The orange-red hue of the Aztec flower means love, passion, and romance. These are red marigolds with orange-tipped petals.
Interesting Facts and Characteristics of the Aztec Flower
Here are some facts about the Aztec flower that are fascinating:
· The Aztecs in Mexico used this flower for spiritual and medicinal purposes, including the cure of hiccups.
· African marigolds naturalized in Africa following the water journey from Mexico, into Spain, moving into France, and reaching Africa.
· The Aztec marigolds are referred to as the smaller cousins of the French marigolds (Tagetes patula).
· These flowers are rich in carotenoids and are utilized for making food pigments. Marigold meal and extracts are utilized in poultry feeds to color the skin, fat, and egg yolks; rarely in fish and crustacean feeds.
· The flowers in their fresh, as well as dry forms are used for dyeing wool, silk, and cellulose fibres.
· These flowers are sometimes planted as an insect repellent in crops owing to their sharp, peculiar smell. This could also be the reason for their use in funerals, with their powerful insect-repelling oils.
· The Aztecs made use of the naturally-occurring oil of this flower for medicinal purposes. It was recommended for almost everything including treating people who were struck by lightning to those with uncontrollable hiccups.
· The dried flowers are used for making the Georgian khmeli-suneli spice. There are several recipes for cakes and salads that use this. Apart from this, a lovely golden-colored tea is made from dried petals. This must be consumed in moderation, just like any herbal tea.
· It’s believed the Day of the dead festival stems from another Aztec festival dedicated to goddess Mictecacihuatl. She’s believed to be the guardian of the bones of the dead.
· The flower’s essential oil contains antioxidants and is added to perfumes for infusing an apple scent to them.
Best Time to Gift Someone Aztec Flowers
There’s a special flower for each month of the year. October is the month of the Marigold. This charming and vibrant flower can be gifted to those born in October, during their birthday.

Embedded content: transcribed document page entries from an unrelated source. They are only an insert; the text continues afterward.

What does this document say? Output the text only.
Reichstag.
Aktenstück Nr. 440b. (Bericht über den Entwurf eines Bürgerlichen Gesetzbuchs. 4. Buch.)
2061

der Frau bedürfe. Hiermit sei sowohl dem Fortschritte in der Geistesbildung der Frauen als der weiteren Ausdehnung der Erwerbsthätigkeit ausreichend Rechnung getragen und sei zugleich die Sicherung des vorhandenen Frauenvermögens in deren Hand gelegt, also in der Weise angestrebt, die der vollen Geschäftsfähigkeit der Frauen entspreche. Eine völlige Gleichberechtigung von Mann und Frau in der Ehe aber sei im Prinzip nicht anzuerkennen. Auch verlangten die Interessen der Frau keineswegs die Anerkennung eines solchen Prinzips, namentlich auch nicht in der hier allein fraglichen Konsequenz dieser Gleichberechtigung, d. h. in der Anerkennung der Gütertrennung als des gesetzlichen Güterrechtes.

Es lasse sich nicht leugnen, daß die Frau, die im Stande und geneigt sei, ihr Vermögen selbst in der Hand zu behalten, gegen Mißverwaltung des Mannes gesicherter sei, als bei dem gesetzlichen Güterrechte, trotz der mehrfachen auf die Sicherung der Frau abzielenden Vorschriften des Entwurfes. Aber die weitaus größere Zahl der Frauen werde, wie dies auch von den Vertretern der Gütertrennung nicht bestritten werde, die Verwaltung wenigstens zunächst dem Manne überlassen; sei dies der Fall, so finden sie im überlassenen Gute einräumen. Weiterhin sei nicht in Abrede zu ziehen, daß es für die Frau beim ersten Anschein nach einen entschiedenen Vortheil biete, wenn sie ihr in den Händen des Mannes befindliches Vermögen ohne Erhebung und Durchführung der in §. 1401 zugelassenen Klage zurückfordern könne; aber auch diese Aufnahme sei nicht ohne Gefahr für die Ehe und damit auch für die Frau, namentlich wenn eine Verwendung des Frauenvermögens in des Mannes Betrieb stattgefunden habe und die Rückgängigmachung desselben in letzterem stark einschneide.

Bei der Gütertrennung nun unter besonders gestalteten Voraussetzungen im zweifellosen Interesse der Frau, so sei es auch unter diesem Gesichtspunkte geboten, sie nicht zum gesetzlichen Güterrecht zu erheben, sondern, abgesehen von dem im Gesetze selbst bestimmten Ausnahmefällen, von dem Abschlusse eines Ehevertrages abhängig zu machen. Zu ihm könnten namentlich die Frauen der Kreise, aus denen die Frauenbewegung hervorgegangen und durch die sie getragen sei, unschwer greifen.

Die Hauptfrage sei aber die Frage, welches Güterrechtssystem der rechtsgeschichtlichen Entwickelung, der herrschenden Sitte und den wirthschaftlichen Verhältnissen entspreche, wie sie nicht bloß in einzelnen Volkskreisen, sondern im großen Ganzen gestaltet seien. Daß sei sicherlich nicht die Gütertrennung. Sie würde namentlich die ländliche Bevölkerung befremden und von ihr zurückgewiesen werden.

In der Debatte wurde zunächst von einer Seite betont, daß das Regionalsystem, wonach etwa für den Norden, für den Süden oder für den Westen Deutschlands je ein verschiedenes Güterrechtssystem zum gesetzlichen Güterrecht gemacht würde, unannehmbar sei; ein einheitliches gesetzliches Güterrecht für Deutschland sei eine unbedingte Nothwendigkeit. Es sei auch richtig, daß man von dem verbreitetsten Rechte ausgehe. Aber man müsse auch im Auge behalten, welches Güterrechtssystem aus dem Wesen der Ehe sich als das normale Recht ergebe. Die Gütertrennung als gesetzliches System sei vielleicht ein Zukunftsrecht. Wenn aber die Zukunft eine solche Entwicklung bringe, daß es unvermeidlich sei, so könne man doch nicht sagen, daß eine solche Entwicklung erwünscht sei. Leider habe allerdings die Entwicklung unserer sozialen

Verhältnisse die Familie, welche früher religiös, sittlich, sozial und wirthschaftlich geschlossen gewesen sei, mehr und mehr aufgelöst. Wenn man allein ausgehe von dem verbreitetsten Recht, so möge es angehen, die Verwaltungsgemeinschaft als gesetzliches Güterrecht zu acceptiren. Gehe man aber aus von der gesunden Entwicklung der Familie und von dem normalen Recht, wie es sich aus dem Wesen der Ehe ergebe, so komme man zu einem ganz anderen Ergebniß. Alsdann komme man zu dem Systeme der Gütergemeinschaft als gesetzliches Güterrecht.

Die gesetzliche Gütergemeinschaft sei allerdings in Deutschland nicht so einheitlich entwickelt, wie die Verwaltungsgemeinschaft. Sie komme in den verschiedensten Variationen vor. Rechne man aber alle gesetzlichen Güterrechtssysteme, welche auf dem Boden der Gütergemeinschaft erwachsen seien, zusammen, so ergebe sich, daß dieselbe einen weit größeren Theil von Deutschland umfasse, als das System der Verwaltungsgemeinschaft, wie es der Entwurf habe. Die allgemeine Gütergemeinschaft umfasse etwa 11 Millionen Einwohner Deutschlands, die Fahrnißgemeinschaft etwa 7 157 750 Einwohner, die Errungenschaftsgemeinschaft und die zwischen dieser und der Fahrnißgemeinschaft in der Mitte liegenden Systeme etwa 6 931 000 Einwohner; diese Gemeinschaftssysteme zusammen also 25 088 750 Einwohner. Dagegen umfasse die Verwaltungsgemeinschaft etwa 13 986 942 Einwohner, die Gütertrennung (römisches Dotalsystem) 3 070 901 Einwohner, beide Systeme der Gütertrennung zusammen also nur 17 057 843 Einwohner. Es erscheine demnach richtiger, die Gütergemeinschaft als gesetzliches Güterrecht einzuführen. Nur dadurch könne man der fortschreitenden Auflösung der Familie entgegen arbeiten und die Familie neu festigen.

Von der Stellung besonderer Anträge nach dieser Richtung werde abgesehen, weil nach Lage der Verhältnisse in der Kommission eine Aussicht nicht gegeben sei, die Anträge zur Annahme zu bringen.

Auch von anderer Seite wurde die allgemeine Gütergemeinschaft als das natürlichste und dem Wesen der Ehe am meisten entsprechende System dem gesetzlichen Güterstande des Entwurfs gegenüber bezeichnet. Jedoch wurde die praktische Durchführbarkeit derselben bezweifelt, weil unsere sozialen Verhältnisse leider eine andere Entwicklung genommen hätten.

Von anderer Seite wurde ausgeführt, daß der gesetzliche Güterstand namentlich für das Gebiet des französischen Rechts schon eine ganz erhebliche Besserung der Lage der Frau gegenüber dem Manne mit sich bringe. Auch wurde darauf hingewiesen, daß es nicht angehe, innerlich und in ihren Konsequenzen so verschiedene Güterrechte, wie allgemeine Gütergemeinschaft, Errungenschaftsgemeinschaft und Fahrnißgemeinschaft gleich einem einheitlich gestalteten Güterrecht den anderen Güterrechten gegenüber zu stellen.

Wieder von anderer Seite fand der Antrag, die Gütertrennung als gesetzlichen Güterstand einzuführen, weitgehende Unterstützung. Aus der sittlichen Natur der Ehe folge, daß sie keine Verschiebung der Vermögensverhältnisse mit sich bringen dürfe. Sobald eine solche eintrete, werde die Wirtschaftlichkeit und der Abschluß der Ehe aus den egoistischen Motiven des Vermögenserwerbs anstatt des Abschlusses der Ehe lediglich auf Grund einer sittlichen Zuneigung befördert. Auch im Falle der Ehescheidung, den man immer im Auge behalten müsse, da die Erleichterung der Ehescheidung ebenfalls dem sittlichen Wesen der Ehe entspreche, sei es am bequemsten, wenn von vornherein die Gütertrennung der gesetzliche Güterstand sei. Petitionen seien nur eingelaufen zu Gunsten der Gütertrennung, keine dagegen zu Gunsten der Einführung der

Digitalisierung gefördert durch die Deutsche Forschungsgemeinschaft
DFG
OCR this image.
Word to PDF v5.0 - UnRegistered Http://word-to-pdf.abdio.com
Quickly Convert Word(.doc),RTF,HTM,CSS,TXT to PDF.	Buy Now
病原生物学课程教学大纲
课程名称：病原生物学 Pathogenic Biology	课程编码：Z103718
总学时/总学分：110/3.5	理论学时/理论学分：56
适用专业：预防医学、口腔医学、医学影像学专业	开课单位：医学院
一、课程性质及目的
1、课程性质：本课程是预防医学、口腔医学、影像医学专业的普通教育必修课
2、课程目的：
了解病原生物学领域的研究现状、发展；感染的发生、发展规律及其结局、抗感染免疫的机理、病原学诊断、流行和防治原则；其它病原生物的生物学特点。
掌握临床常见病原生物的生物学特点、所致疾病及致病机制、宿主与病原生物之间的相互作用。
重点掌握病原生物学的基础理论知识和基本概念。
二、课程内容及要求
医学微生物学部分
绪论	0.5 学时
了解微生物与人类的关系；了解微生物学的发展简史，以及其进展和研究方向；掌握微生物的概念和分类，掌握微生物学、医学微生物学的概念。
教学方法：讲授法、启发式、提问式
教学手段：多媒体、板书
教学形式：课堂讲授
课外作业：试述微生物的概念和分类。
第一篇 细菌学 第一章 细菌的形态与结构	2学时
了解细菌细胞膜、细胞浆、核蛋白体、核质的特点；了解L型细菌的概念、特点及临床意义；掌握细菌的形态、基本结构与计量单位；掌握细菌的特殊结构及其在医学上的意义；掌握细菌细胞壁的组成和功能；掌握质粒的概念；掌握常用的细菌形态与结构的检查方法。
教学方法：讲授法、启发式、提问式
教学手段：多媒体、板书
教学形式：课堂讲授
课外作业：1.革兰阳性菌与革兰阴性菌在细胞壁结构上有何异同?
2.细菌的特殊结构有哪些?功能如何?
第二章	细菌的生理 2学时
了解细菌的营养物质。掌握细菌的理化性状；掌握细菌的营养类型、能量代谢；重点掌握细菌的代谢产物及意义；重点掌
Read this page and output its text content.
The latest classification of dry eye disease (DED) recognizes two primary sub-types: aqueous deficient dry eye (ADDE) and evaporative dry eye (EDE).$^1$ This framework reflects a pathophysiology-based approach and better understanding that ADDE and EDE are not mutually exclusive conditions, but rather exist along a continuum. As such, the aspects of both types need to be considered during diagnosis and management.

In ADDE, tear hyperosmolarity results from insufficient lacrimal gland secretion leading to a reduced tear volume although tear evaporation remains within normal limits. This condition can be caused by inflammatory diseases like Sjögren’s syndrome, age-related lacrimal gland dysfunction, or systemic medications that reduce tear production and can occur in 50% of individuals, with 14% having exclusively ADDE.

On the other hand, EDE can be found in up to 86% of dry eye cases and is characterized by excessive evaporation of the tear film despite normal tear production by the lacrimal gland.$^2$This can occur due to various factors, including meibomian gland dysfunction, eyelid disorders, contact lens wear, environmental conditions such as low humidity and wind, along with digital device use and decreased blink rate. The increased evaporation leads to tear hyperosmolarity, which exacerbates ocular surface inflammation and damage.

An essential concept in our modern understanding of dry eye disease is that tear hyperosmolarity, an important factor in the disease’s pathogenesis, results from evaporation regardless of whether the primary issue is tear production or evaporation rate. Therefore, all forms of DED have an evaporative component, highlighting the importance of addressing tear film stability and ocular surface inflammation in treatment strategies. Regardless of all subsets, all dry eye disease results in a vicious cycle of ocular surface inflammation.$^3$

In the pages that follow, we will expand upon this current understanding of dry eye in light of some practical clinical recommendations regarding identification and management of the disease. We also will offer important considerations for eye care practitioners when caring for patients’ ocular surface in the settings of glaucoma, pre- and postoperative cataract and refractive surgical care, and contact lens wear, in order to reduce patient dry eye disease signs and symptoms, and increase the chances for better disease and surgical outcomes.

The Aztec flowers also symbolize the spreading of cheer and joy. This makes these flowers an excellent wedding gift idea. When combined with a lovely pair of Champagne glasses, it makes a nice gift for a newly married couple.
However, since this flower is associated with death in Mexico, it wouldn’t be a good idea to gift this to anyone there. It is symbolic of sorrow and a feeling of unrest there.